Birmanie - Hpa An - 09-02-13
SPELEOLOGIE BOUDDHIQUE
Nous quittons Mawlamyine par la voie des eaux sur le fleuve Saoulen ou 4 h de navigation vont nous offrir des scènes de vie plus que touchantes. Nous longeons des îles tantôt cultivées de rizières tantôt envahies d herbes hautes.

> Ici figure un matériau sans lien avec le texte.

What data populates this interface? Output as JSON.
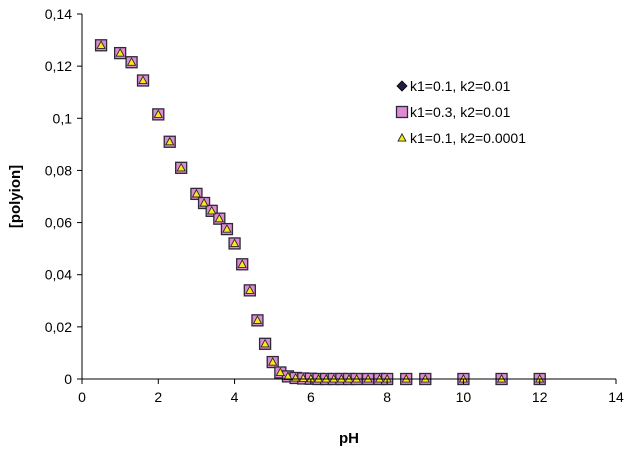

Puis en remontant encore plus, nous croisons pas mal de petits villages isoles avec leurs habitations bien précaires faites uniquement de bambous et aux pieds desquelles les barques de pêcheur sont parées à partir. Les locaux stoppent leurs activités le temps d un instant pour nous saluer de loin. Loin des circuits touristiques, on trouve enfin ce que l on recherchait, de l authentique, du vrai, des echanges chaleureux inoubliables, des sourires, des mimes… et on apprecie ces beaux moments.
Puis se dessinent progressivement le long du fleuve, des massifs karstiques émergeants ça et la de terre tels des pitons pointant vers le ciel .
Notre première nuit à Hpa-An dans une guesthouse plus que miteuse : chambre de la taille d une cellule, tout juste la place de mettre 2 lits qui se révèlent etre des planches de bois avec un micro matelas, des toilettes douches communes aussi propres que celles de prisons des années 50, et des cloisons tellement fines que nous aurions pu faire toute la nuit le boulot de la reception.
Notre sommeil n est pas entaille pour autant alors on part toute la journée pour du tuk-tuk dans les environs afin de se plonger encore plus dans le bouddhisme. Des grottes naturelles qui ont été choisies par les anciens comme lieux de culte depuis des siècles. Et ça en fait un certain nombre a voir dans toutes les montagnes des alentours qui sont entrecoupees de rizieres bien verdoyantes (les plus vertes de notre periple birman). Dans chacune des grottes c est l abondance sans fin de bouddhas, devant, derrière, au plafond, à gauche, à droite, de toutes les tailles et dans toutes les positions (Assis, couche, debout...). Seuls points communs, tous en pierre puis décores de peintures ou feuilles d or, et surtout toujours si peu viril. Un vrai ‘’ladyboy thaïlandais’’. Certaines grottes sont tellement profondes que des milliers de chauve souris y ont elu domicile sans oublier l odeur nauséabonde, et avec un sol plus que glissant quand on marche pieds nus (on évite la chute dans les fiantes de justesse). Toutefois chacunes ont toutes une atmosphère unique et bien particulière offrant leur lot de spiritualité .
Le lendemain, nous troquons tuk-tuk qui nous a bien ‘’casse’’ le dos, pour la moto avec driver afin de nous enfoncer dans la campagne et les petits villages. Pour notre plus grand plaisir, on tombe par hasard sur une cérémonie religieuse : Dimanche 16 h, tout un village se met a balayer et nettoyer son morceau de route devant chez lui pour la procession des moines venant faire l aumône. Femmes et enfants prennent ce rôle à cœur, et distribuent aux bonzes des offrandes pour la semaine (riz, bougies, thé, argent…). Nous sommes vraiment surpris de l impact de la religion sur ce peuple tellement fervent (pas la même cohue dans nos églises).
Petit interlude sur la cuisine locale dont on a peu parlé jusqu alors. Elle est très typique et n a rien a voir avec la cuisine asiatique que l on connaît dans nos restos en France (moi qui boycotte les restos chinois chez nous). A toute heure de la journee et meme pour le petit dej, tu vas dans les petites échoppes de rues ou 2 ou 3 mini-tables sont posées en bord de route. Tu choisis directement dans les quelques casseroles, entourees de mouches, ton plat de viande ou de poisson que l on t apporte directement sur la table. A cela il ramène une soupe, du riz en quantité astronomique et un plat rempli d herbes inconnues... Voilà le buffet birman et il est Impossible de mourir de faim. Par contre, petit detail que l on commence a maitriser lorsqu ils te soutiennent que ce que l on a choisi n est pas épicé, et que plus d une fois on se retrouve la goutte au nez a devoir se moucher… Ca arrache!
Bref, on se birmanise tout doucement!